7 replies on “Expansion Into Long Term Conditions By IAPT Is Quackery”

The title may imply that the expansion with regard to long term conditions is a new or recent development. But it was always the intention of IAPT to treat lots of patients with long term conditions and medically unexplained symptoms, this is what IAPT was always about – to save money from the physical healthcare budget – as laid out in Layard and Clark’s book ‘Thrive: The Power of Psychological Therapy’. The economic model is that the physical healthcare savings made by treating these patients with CBT will pay for the service for everyone else who needs it.
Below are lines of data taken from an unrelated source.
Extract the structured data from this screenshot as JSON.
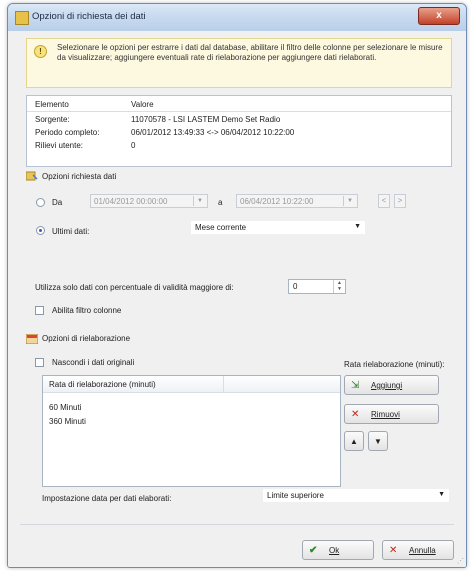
{
  "window": {
    "title": "Opzioni di richiesta dei dati",
    "close_glyph": "x"
  },
  "info": {
    "icon": "lightbulb-icon",
    "text": "Selezionare le opzioni per estrarre i dati dal database, abilitare il filtro delle colonne per selezionare le misure da visualizzare; aggiungere eventuali rate di rielaborazione per aggiungere dati rielaborati."
  },
  "properties": {
    "header": {
      "key": "Elemento",
      "value": "Valore"
    },
    "rows": [
      {
        "key": "Sorgente:",
        "value": "11070578 - LSI LASTEM Demo Set Radio"
      },
      {
        "key": "Periodo completo:",
        "value": "06/01/2012 13:49:33 <-> 06/04/2012 10:22:00"
      },
      {
        "key": "Rilievi utente:",
        "value": "0"
      }
    ]
  },
  "request_options": {
    "section_title": "Opzioni richiesta dati",
    "da_label": "Da",
    "from_date": "01/04/2012 00:00:00",
    "to_label": "a",
    "to_date": "06/04/2012 10:22:00",
    "prev_glyph": "<",
    "next_glyph": ">",
    "ultimi_label": "Ultimi dati:",
    "ultimi_value": "Mese corrente",
    "validity_label": "Utilizza solo dati con percentuale di validità maggiore di:",
    "validity_value": "0",
    "filter_label": "Abilita filtro colonne"
  },
  "elaboration": {
    "section_title": "Opzioni di rielaborazione",
    "hide_original_label": "Nascondi i dati originali",
    "rate_group_label": "Rata rielaborazione (minuti):",
    "grid_header": "Rata di rielaborazione (minuti)",
    "grid_rows": [
      "60 Minuti",
      "360 Minuti"
    ],
    "add_label": "Aggiungi",
    "remove_label": "Rimuovi",
    "up_glyph": "▲",
    "down_glyph": "▼",
    "date_setting_label": "Impostazione data per dati elaborati:",
    "date_setting_value": "Limite superiore"
  },
  "footer": {
    "ok_label": "Ok",
    "cancel_label": "Annulla"
  }
}
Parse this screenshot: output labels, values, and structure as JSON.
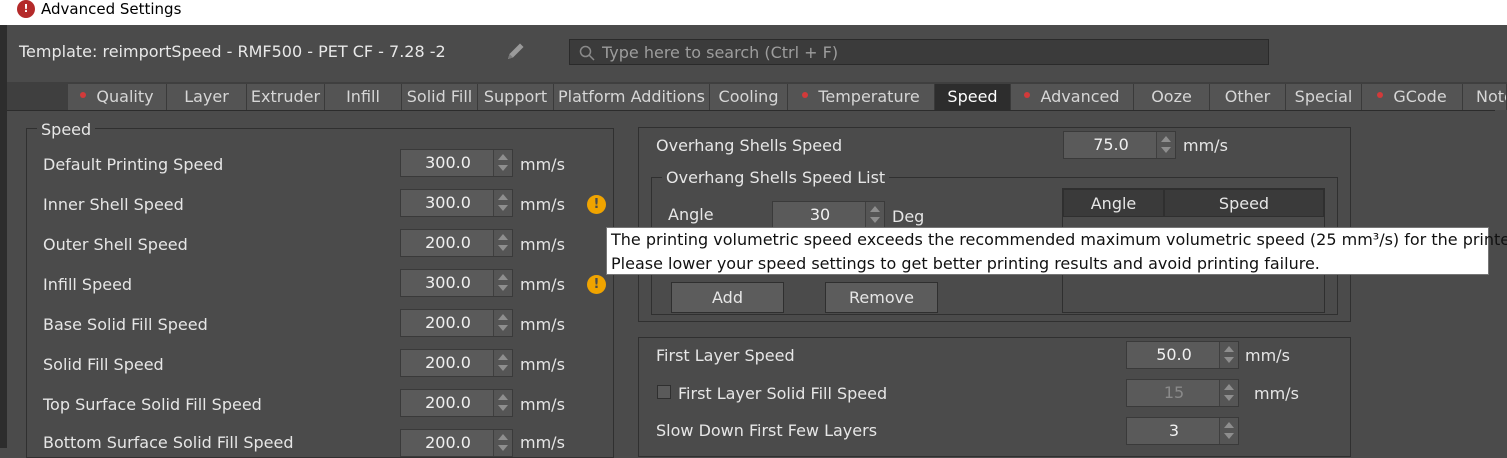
{
  "window": {
    "title": "Advanced Settings",
    "icon": "app-icon"
  },
  "header": {
    "template": "Template: reimportSpeed - RMF500 - PET CF - 7.28 -2",
    "edit_icon": "pencil-icon",
    "search_placeholder": "Type here to search (Ctrl + F)",
    "search_icon": "search-icon"
  },
  "tabs": [
    {
      "label": "Quality",
      "dot": true
    },
    {
      "label": "Layer",
      "dot": false
    },
    {
      "label": "Extruder",
      "dot": false
    },
    {
      "label": "Infill",
      "dot": false
    },
    {
      "label": "Solid Fill",
      "dot": false
    },
    {
      "label": "Support",
      "dot": false
    },
    {
      "label": "Platform Additions",
      "dot": false
    },
    {
      "label": "Cooling",
      "dot": false
    },
    {
      "label": "Temperature",
      "dot": true
    },
    {
      "label": "Speed",
      "dot": false,
      "active": true
    },
    {
      "label": "Advanced",
      "dot": true
    },
    {
      "label": "Ooze",
      "dot": false
    },
    {
      "label": "Other",
      "dot": false
    },
    {
      "label": "Special",
      "dot": false
    },
    {
      "label": "GCode",
      "dot": true
    },
    {
      "label": "Note",
      "dot": false
    }
  ],
  "speed_panel": {
    "title": "Speed",
    "rows": [
      {
        "label": "Default Printing Speed",
        "value": "300.0",
        "unit": "mm/s",
        "warning": false
      },
      {
        "label": "Inner Shell Speed",
        "value": "300.0",
        "unit": "mm/s",
        "warning": true
      },
      {
        "label": "Outer Shell Speed",
        "value": "200.0",
        "unit": "mm/s",
        "warning": false
      },
      {
        "label": "Infill Speed",
        "value": "300.0",
        "unit": "mm/s",
        "warning": true
      },
      {
        "label": "Base Solid Fill Speed",
        "value": "200.0",
        "unit": "mm/s",
        "warning": false
      },
      {
        "label": "Solid Fill Speed",
        "value": "200.0",
        "unit": "mm/s",
        "warning": false
      },
      {
        "label": "Top Surface Solid Fill Speed",
        "value": "200.0",
        "unit": "mm/s",
        "warning": false
      },
      {
        "label": "Bottom Surface Solid Fill Speed",
        "value": "200.0",
        "unit": "mm/s",
        "warning": false
      }
    ],
    "warning_glyph": "!"
  },
  "overhang": {
    "label": "Overhang Shells Speed",
    "value": "75.0",
    "unit": "mm/s",
    "list_title": "Overhang Shells Speed List",
    "angle_label": "Angle",
    "angle_value": "30",
    "angle_unit": "Deg",
    "table_headers": [
      "Angle",
      "Speed"
    ],
    "add_label": "Add",
    "remove_label": "Remove"
  },
  "first_layer": {
    "speed_label": "First Layer Speed",
    "speed_value": "50.0",
    "speed_unit": "mm/s",
    "solid_fill_label": "First Layer Solid Fill Speed",
    "solid_fill_checked": false,
    "solid_fill_value": "15",
    "solid_fill_unit": "mm/s",
    "slow_down_label": "Slow Down First Few Layers",
    "slow_down_value": "3"
  },
  "tooltip": {
    "line1": "The printing volumetric speed exceeds the recommended maximum volumetric speed (25 mm³/s) for the printer.",
    "line2": "Please lower your speed settings to get better printing results and avoid printing failure."
  },
  "colors": {
    "warning": "#f0a400",
    "tab_dot": "#d23a3a",
    "active_tab": "#2d2d2d"
  }
}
So what happens if those savings don’t materialize? It seems to me that they are guarding/have guarded against that to an extent by a) asking applicants for IAPT funding to describe how they envisage reductions to their physical healthcare spending will be made, and b) suggesting that commissioners should consider disinvesting in their physical healthcare services on the basis of merely anticipated savings to their physical healthcare budgets (suggested by preliminary evidence of savings from one particular service/region). Meanwhile the aim is that 2/3rds of new IAPT clients will come from the LTC and MUS groups. So to my mind this has little to do with helping people with mental health difficulties, but has a lot to do with the drive to reduce secondary care, cut hospital and outpatient services and push cheap (or non-existent) care in the community. If I was being generous I’d say that it was about wanting to prove a pie-in-the-sky hypothesis (that links psychotherapy with economics) that these people earnestly believe in, but if it was a beneficent endeavour then wouldn’t they deliver the services anyway, without set target groups, to anyone who wanted them, and view any physical healthcare savings arising as a secondary gain/ a coincidental bonus, rather than wanting spending cut up front? (Instead they appear to have marketed the strategy to government/s as a ‘no-brainer’ – see David Marks’ Editorial ‘IAPT under the microscope’ – https://journals.sagepub.com/doi/10.1177/1359105318781872 and David Clark’s presentation here -https://www.youtube.com/watch?v=qRqVJq6LVNo )

Some people with ‘medically unexplained symptoms’ are suffering in the most horrendous ways, deprived of any good biomedical help by the NHS (in terms of both treatment and research), with IAPT being the recommended treatment. The MUS strategy in the UK undermines patient safety on a monumental scale, potentially risking the health of millions of people each year. This is a national scandal and yet few people seem to care about it. And now in relation to long term conditions we hear in the news about unacceptable delays in spotting secondary breast cancer- https://www.bbc.co.uk/news/health-49999404 – so why IS this happening? Why don’t GPs believe their female patients when they come to them with their symptoms? What could possibly make them think that their patients’ symptoms don’t require referrals to secondary care, I wonder?